I wear the cheese. It does not wear me.

Cheese Man ,'Chosen'


Buffista Movies 5: Development Hell  

A place to talk about movies--old and new, good and bad, high art and high cheese. It's the place to place your kittens on the award winners, gossip about upcoming fims and discuss DVD releases and extras. Spoiler policy: White font all plot-related discussion until a movie's been in wide release two weeks, and keep the major HSQ in white font until two weeks after the video/DVD release.


Scrappy - Sep 08, 2006 7:21:44 am PDT #4068 of 10001
Life moves pretty fast. You don't stop and look around once in a while, you could miss it.

Go Raq!

Anyone else looking forward to Hollywoodland? I am a sucker for Old Hollywood stuff. I hope it is good, I have been avoiding reviews, since I knew I was seeing it no matter what.


Kathy A - Sep 08, 2006 7:27:25 am PDT #4069 of 10001
We're very stretchy. - Connie Neil

What I'd like is to see a movie dealing with the William Desmond Taylor murder in 1922. Early Hollywood, successful director murdered, studio coverup--it just screams Good Cinema!


Sean K - Sep 08, 2006 7:29:41 am PDT #4070 of 10001
You can't leave me to my own devices; my devices are Nap and Eat. -Zenkitty

I'm looking forward to it, Raq. I want to see Black Dahlia too, but it's not something to get me running to the theater at the moment.


Scrappy - Sep 08, 2006 7:30:12 am PDT #4071 of 10001
Life moves pretty fast. You don't stop and look around once in a while, you could miss it.

Yeah, that's a great story. Also Paul Bern's suicide would make a terrific film.


juliana - Sep 08, 2006 7:33:39 am PDT #4072 of 10001
I’d be lying if I didn’t say that I miss them all tonight…

Anyone else looking forward to Hollywoodland?

I am, in the sense that I think it'll be very interesting and I hope I make it out to the theater to see it but I'll probably have to Netflix it. I suck.

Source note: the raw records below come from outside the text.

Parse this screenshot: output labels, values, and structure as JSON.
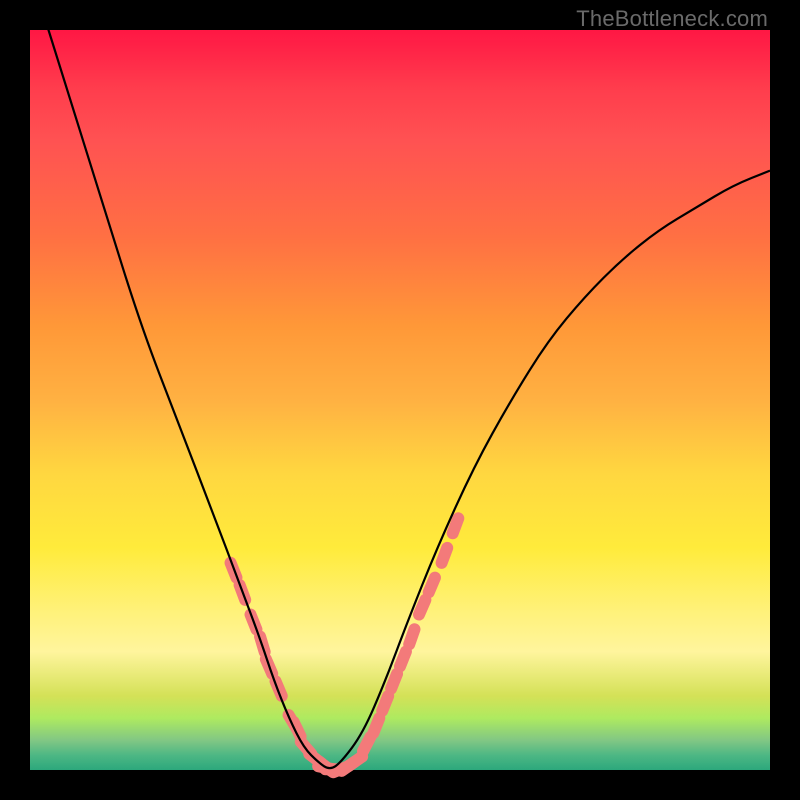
{
  "watermark": "TheBottleneck.com",
  "chart_data": {
    "type": "line",
    "title": "",
    "xlabel": "",
    "ylabel": "",
    "xlim": [
      0,
      100
    ],
    "ylim": [
      0,
      100
    ],
    "series": [
      {
        "name": "curve",
        "x": [
          0,
          5,
          10,
          15,
          20,
          25,
          28,
          31,
          33,
          35,
          37,
          39,
          40.5,
          42,
          45,
          48,
          51,
          55,
          60,
          65,
          70,
          75,
          80,
          85,
          90,
          95,
          100
        ],
        "y": [
          108,
          92,
          76,
          60,
          47,
          34,
          26,
          18,
          12,
          7,
          3,
          1,
          0,
          1,
          5,
          12,
          20,
          30,
          41,
          50,
          58,
          64,
          69,
          73,
          76,
          79,
          81
        ]
      },
      {
        "name": "highlight-left",
        "x": [
          27.5,
          28.7,
          30.2,
          31.4,
          32.3,
          33.6,
          35.5,
          36.1,
          37.3,
          38.6,
          39.9
        ],
        "y": [
          27,
          24,
          20,
          17,
          14,
          11,
          6.5,
          5.5,
          3,
          1.5,
          0.5
        ]
      },
      {
        "name": "highlight-bottom",
        "x": [
          40,
          41,
          42,
          43,
          44
        ],
        "y": [
          0.3,
          0.1,
          0.1,
          0.5,
          1.2
        ]
      },
      {
        "name": "highlight-right",
        "x": [
          45.5,
          46.8,
          48.0,
          49.2,
          50.4,
          51.6,
          53.0,
          54.3,
          56.0,
          57.5
        ],
        "y": [
          3.5,
          6,
          9,
          12,
          15,
          18,
          22,
          25,
          29,
          33
        ]
      }
    ],
    "colors": {
      "curve": "#000000",
      "highlight": "#f37a7a",
      "gradient_top": "#ff1744",
      "gradient_bottom": "#2ca87c"
    }
  }
}
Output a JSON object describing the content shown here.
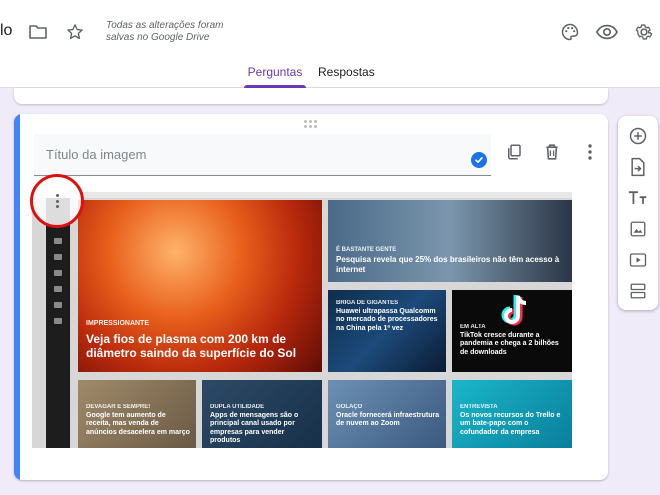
{
  "header": {
    "title_fragment": "lo",
    "save_status": "Todas as alterações foram salvas no Google Drive",
    "tabs": [
      {
        "label": "Perguntas",
        "active": true
      },
      {
        "label": "Respostas",
        "active": false
      }
    ],
    "accent_color": "#673ab7"
  },
  "card": {
    "title_placeholder": "Título da imagem",
    "accent_color": "#4285f4"
  },
  "image": {
    "tiles": [
      {
        "tag": "Impressionante",
        "headline": "Veja fios de plasma com 200 km de diâmetro saindo da superfície do Sol"
      },
      {
        "tag": "É bastante gente",
        "headline": "Pesquisa revela que 25% dos brasileiros não têm acesso à internet"
      },
      {
        "tag": "Briga de gigantes",
        "headline": "Huawei ultrapassa Qualcomm no mercado de processadores na China pela 1ª vez"
      },
      {
        "tag": "Em alta",
        "headline": "TikTok cresce durante a pandemia e chega a 2 bilhões de downloads"
      },
      {
        "tag": "Devagar e sempre!",
        "headline": "Google tem aumento de receita, mas venda de anúncios desacelera em março"
      },
      {
        "tag": "Dupla utilidade",
        "headline": "Apps de mensagens são o principal canal usado por empresas para vender produtos"
      },
      {
        "tag": "Golaço",
        "headline": "Oracle fornecerá infraestrutura de nuvem ao Zoom"
      },
      {
        "tag": "Entrevista",
        "headline": "Os novos recursos do Trello e um bate-papo com o cofundador da empresa"
      }
    ]
  }
}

I put The Matrix on the other night while I was tidying up (does anyone else do that? Put movies on instead of music?), and I was struck by how outmoded the technology looks in the first shot of Neo. Beige CRT monitor (instead of a black flatscreen), stacks of CDs (instead of a mp3 player or earbuds going into the computer), minidiscs, the search engine on his machine.... I know not everyone has a flatscreen or mp3, but I remember how very now everything was when it was released. Which was the point - 1999 as Golden Age. But I couldn't help mentally substituting things in. Not much of a point, except to note cyberpunk's limitation in trying to portray cutting-edge and futuretech - it always gets outstripped.


Kathy A - Sep 08, 2006 7:42:48 am PDT #4073 of 10001
We're very stretchy. - Connie Neil

does anyone else do that? Put movies on instead of music?

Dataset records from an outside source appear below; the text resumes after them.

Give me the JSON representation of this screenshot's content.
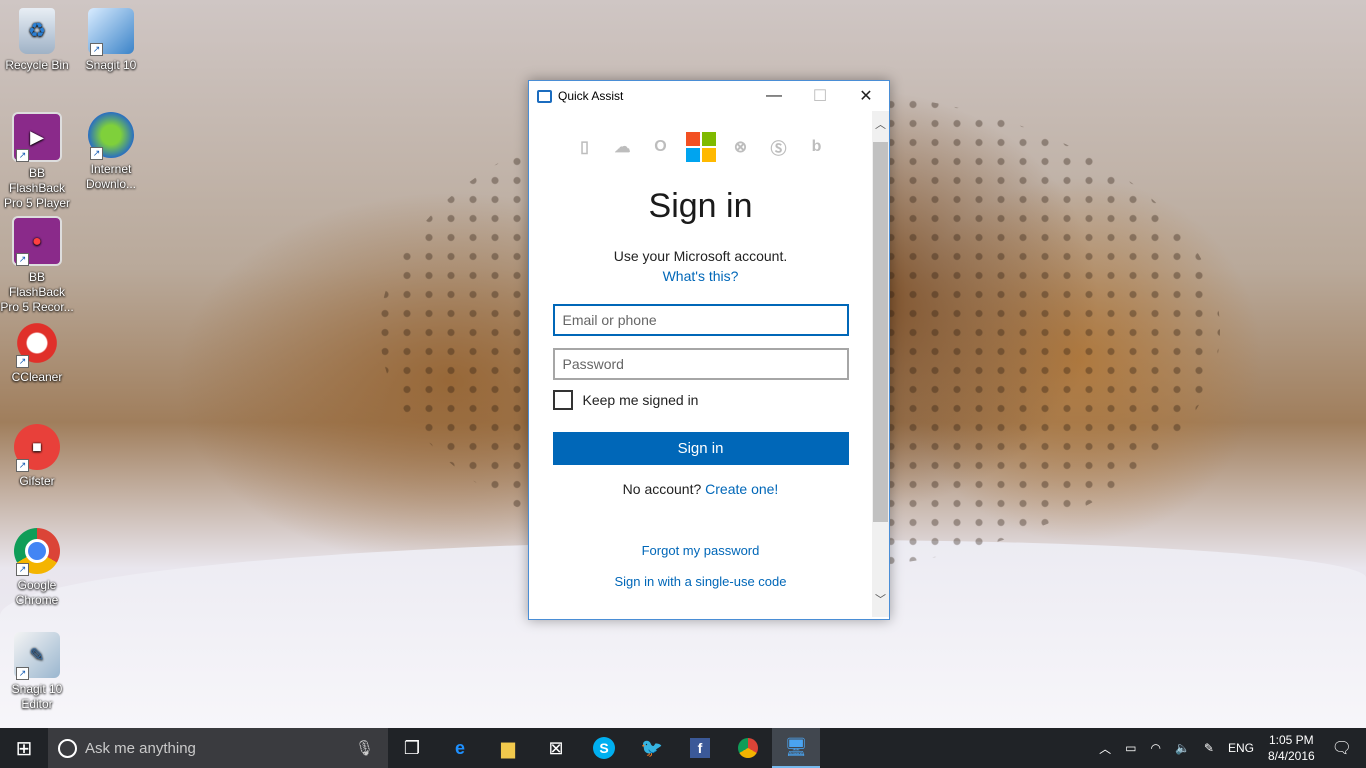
{
  "desktop": {
    "icons": [
      {
        "label": "Recycle Bin",
        "icon": "recycle-bin-icon"
      },
      {
        "label": "Snagit 10",
        "icon": "snagit-icon"
      },
      {
        "label": "BB FlashBack Pro 5 Player",
        "icon": "flashback-player-icon"
      },
      {
        "label": "Internet Downlo...",
        "icon": "internet-download-manager-icon"
      },
      {
        "label": "BB FlashBack Pro 5 Recor...",
        "icon": "flashback-recorder-icon"
      },
      {
        "label": "CCleaner",
        "icon": "ccleaner-icon"
      },
      {
        "label": "Gifster",
        "icon": "gifster-icon"
      },
      {
        "label": "Google Chrome",
        "icon": "chrome-icon"
      },
      {
        "label": "Snagit 10 Editor",
        "icon": "snagit-editor-icon"
      }
    ]
  },
  "window": {
    "title": "Quick Assist",
    "minimize": "—",
    "maximize": "☐",
    "close": "✕",
    "brand_icons": [
      "office-icon",
      "onedrive-icon",
      "outlook-icon",
      "microsoft-logo-icon",
      "xbox-icon",
      "skype-icon",
      "bing-icon"
    ],
    "heading": "Sign in",
    "subtitle": "Use your Microsoft account.",
    "whats_this": "What's this?",
    "email_placeholder": "Email or phone",
    "password_placeholder": "Password",
    "keep_signed_in": "Keep me signed in",
    "sign_in_button": "Sign in",
    "no_account": "No account?",
    "create_one": "Create one!",
    "forgot_password": "Forgot my password",
    "single_use_code": "Sign in with a single-use code",
    "ms_colors": [
      "#f25022",
      "#7fba00",
      "#00a4ef",
      "#ffb900"
    ]
  },
  "taskbar": {
    "search_placeholder": "Ask me anything",
    "pinned": [
      "task-view-icon",
      "edge-icon",
      "file-explorer-icon",
      "store-icon",
      "skype-icon",
      "twitter-icon",
      "facebook-icon",
      "chrome-icon",
      "quick-assist-icon"
    ],
    "language": "ENG",
    "time": "1:05 PM",
    "date": "8/4/2016"
  }
}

One of my favorite things to do when I get my full-on-must-clean-everything-now!-mode is to pop in my dvd of Branagh's Henry V, recite the opening monologue along with Derek Jacobi ("O for a muse of fire / that would ascend / the brightest heaven of invention..."), and then start cleaning.


Kathy A - Sep 08, 2006 7:50:50 am PDT #4074 of 10001
We're very stretchy. - Connie Neil

I was just looking up the Taylor murder info over at the Crime Library, and saw this wonderful summation of why it would make such a great movie:

The case has all of the elements of the unreal world of Hollywood. It has a famous director of silent films shot in the back. It has, among the suspects, a dope-possessed movie star, several sex-crazed female movie stars, a young up-and-coming screen goddess with an insatiable lust for the director, the starlet's monster of a stage mother, hitmen, drug pushers, and the victim's brother. If this were not enough, there's an embezzling chauffeur, a gay housekeeper, charges of gay and bisexual escapades, hysterical and dishonest movie executives, and a district attorney who seemed to want to produce a cover-up.

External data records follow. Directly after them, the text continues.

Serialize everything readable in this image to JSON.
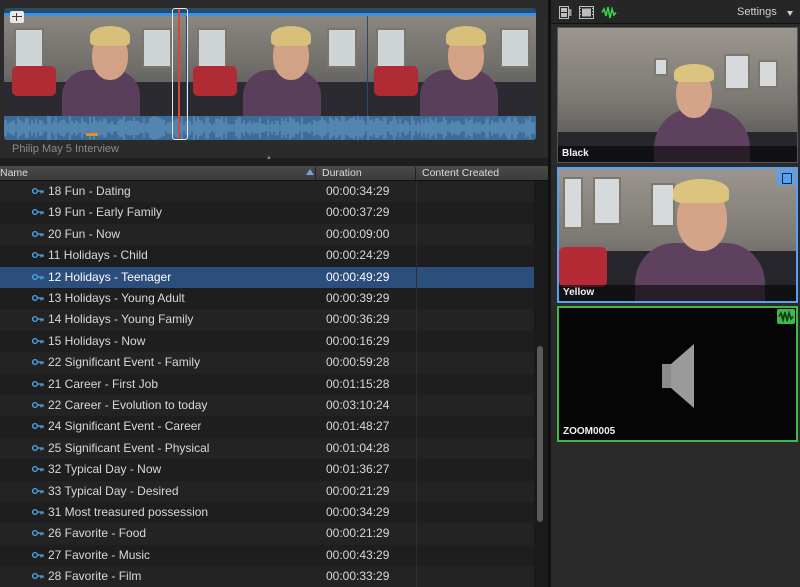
{
  "filmstrip": {
    "clip_title": "Philip May 5 Interview"
  },
  "list": {
    "columns": {
      "name": "Name",
      "duration": "Duration",
      "created": "Content Created"
    },
    "rows": [
      {
        "name": "18 Fun - Dating",
        "duration": "00:00:34:29",
        "selected": false
      },
      {
        "name": "19 Fun - Early Family",
        "duration": "00:00:37:29",
        "selected": false
      },
      {
        "name": "20 Fun - Now",
        "duration": "00:00:09:00",
        "selected": false
      },
      {
        "name": "11 Holidays - Child",
        "duration": "00:00:24:29",
        "selected": false
      },
      {
        "name": "12 Holidays - Teenager",
        "duration": "00:00:49:29",
        "selected": true
      },
      {
        "name": "13 Holidays - Young Adult",
        "duration": "00:00:39:29",
        "selected": false
      },
      {
        "name": "14 Holidays - Young Family",
        "duration": "00:00:36:29",
        "selected": false
      },
      {
        "name": "15 Holidays - Now",
        "duration": "00:00:16:29",
        "selected": false
      },
      {
        "name": "22 Significant Event - Family",
        "duration": "00:00:59:28",
        "selected": false
      },
      {
        "name": "21 Career - First Job",
        "duration": "00:01:15:28",
        "selected": false
      },
      {
        "name": "22 Career - Evolution to today",
        "duration": "00:03:10:24",
        "selected": false
      },
      {
        "name": "24 Significant Event - Career",
        "duration": "00:01:48:27",
        "selected": false
      },
      {
        "name": "25 Significant Event - Physical",
        "duration": "00:01:04:28",
        "selected": false
      },
      {
        "name": "32 Typical Day - Now",
        "duration": "00:01:36:27",
        "selected": false
      },
      {
        "name": "33 Typical Day - Desired",
        "duration": "00:00:21:29",
        "selected": false
      },
      {
        "name": "31 Most treasured possession",
        "duration": "00:00:34:29",
        "selected": false
      },
      {
        "name": "26 Favorite - Food",
        "duration": "00:00:21:29",
        "selected": false
      },
      {
        "name": "27 Favorite - Music",
        "duration": "00:00:43:29",
        "selected": false
      },
      {
        "name": "28 Favorite - Film",
        "duration": "00:00:33:29",
        "selected": false
      }
    ]
  },
  "angle_viewer": {
    "settings_label": "Settings",
    "angles": [
      {
        "label": "Black",
        "active": false
      },
      {
        "label": "Yellow",
        "active": true,
        "badge": "video"
      },
      {
        "label": "ZOOM0005",
        "active": true,
        "badge": "audio"
      }
    ],
    "colors": {
      "video_active": "#5aa0f0",
      "audio_active": "#3fb84a",
      "selection": "#2c4e7c",
      "playline": "#3b8fe6"
    }
  }
}
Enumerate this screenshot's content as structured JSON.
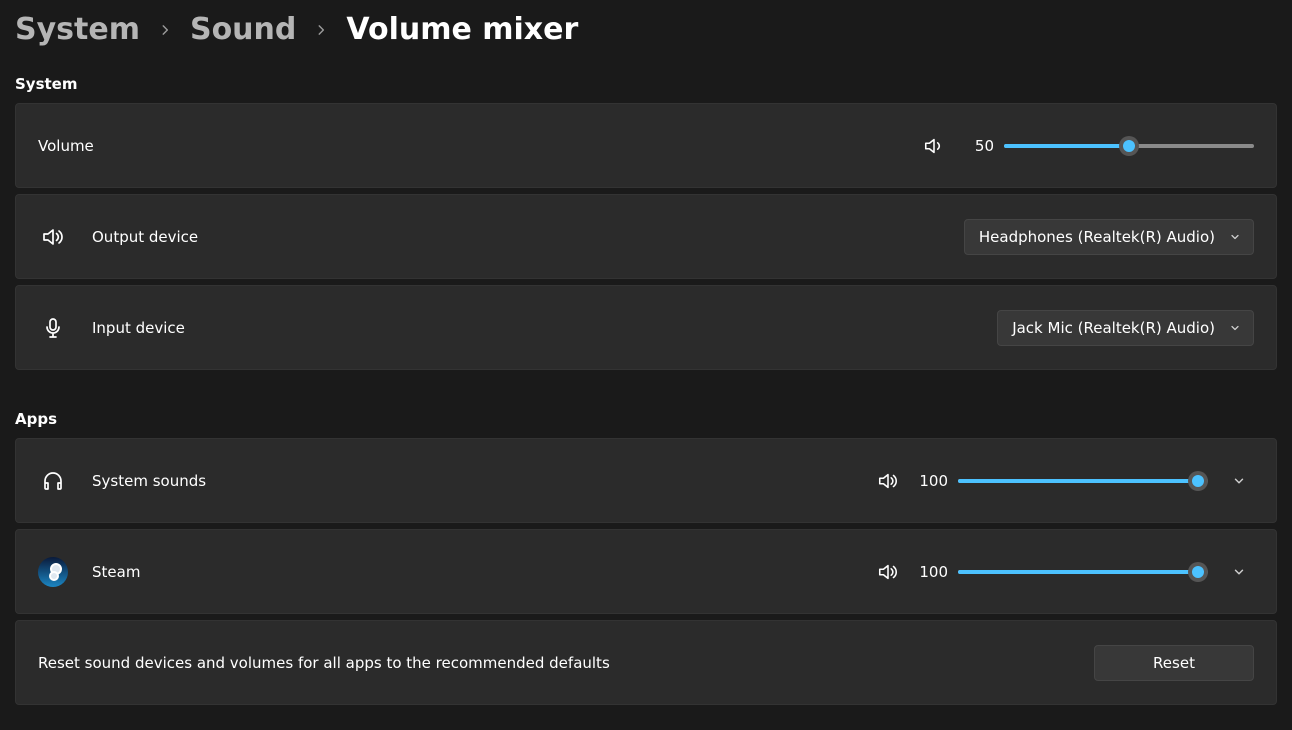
{
  "breadcrumb": {
    "system": "System",
    "sound": "Sound",
    "volume_mixer": "Volume mixer"
  },
  "sections": {
    "system_heading": "System",
    "apps_heading": "Apps"
  },
  "system": {
    "volume": {
      "label": "Volume",
      "value": "50",
      "percent": 50
    },
    "output": {
      "label": "Output device",
      "selected": "Headphones (Realtek(R) Audio)"
    },
    "input": {
      "label": "Input device",
      "selected": "Jack Mic (Realtek(R) Audio)"
    }
  },
  "apps": [
    {
      "id": "system-sounds",
      "label": "System sounds",
      "value": "100",
      "percent": 100,
      "icon": "headphones"
    },
    {
      "id": "steam",
      "label": "Steam",
      "value": "100",
      "percent": 100,
      "icon": "steam"
    }
  ],
  "reset": {
    "description": "Reset sound devices and volumes for all apps to the recommended defaults",
    "button": "Reset"
  }
}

Place all of these characters in the context of 1920s movie scandals, prohibition, and the raffish characters that made up the movie industry at that time, and you have a story of passion, greed, and, most of all, a very mysterious murder.


P.M. Marc - Sep 08, 2006 8:00:44 am PDT #4075 of 10001
So come, my friends, be not afraid/We are so lightly here/It is in love that we are made; In love we disappear

You know, Scarlett Johansson would make a perfect Mary Miles Minter: [link]


DavidS - Sep 08, 2006 9:16:54 am PDT #4076 of 10001
"Look, son, if it's good enough for Shirley Bassey, it's good enough for you."

Robin, I was interested in seeing Hollywoodland until I saw the trailer and it looked a lot like the Bettie Page movie. Just kind of small and an HBO production and maybe a little thin. Caroline Dhavernas is in it though, dressed fifties! (There's a nice portrait of her in costume in the current Kirsten Dunst issue of Interview.) Also Diane Lane looks scrumptious and I'd like to see Robin Tunney in fifties drag too. I guess I've talked myself into it.

Going through the Crime Library I was reading the Fatty Arbuckle case. He got his start with this act:

In 1904, the young Arbuckle sang for Sid Grauman at the Unique Theater in San Jose. He was what was called an “illustrated singer.” As described in David Yallop’s The Day the Laughter Stopped, an illustrated singer was one who sang “while gorgeously-colored slides with the lyrics were projected on a screen . . . thereby ‘illustrating’ the song.”

It's like vidding in the Vaudeville era. Definitely belongs in the Encyclopedia of Lost Pop Culture. Reminded me that Jerry Lewis' first act was comic lip-syncing.


Fred Pete - Sep 08, 2006 10:06:25 am PDT #4077 of 10001
Ann, that's a ferret.

The case has all of the elements of the unreal world of Hollywood.

They don't even mention that the director had changed his name and abandoned his family.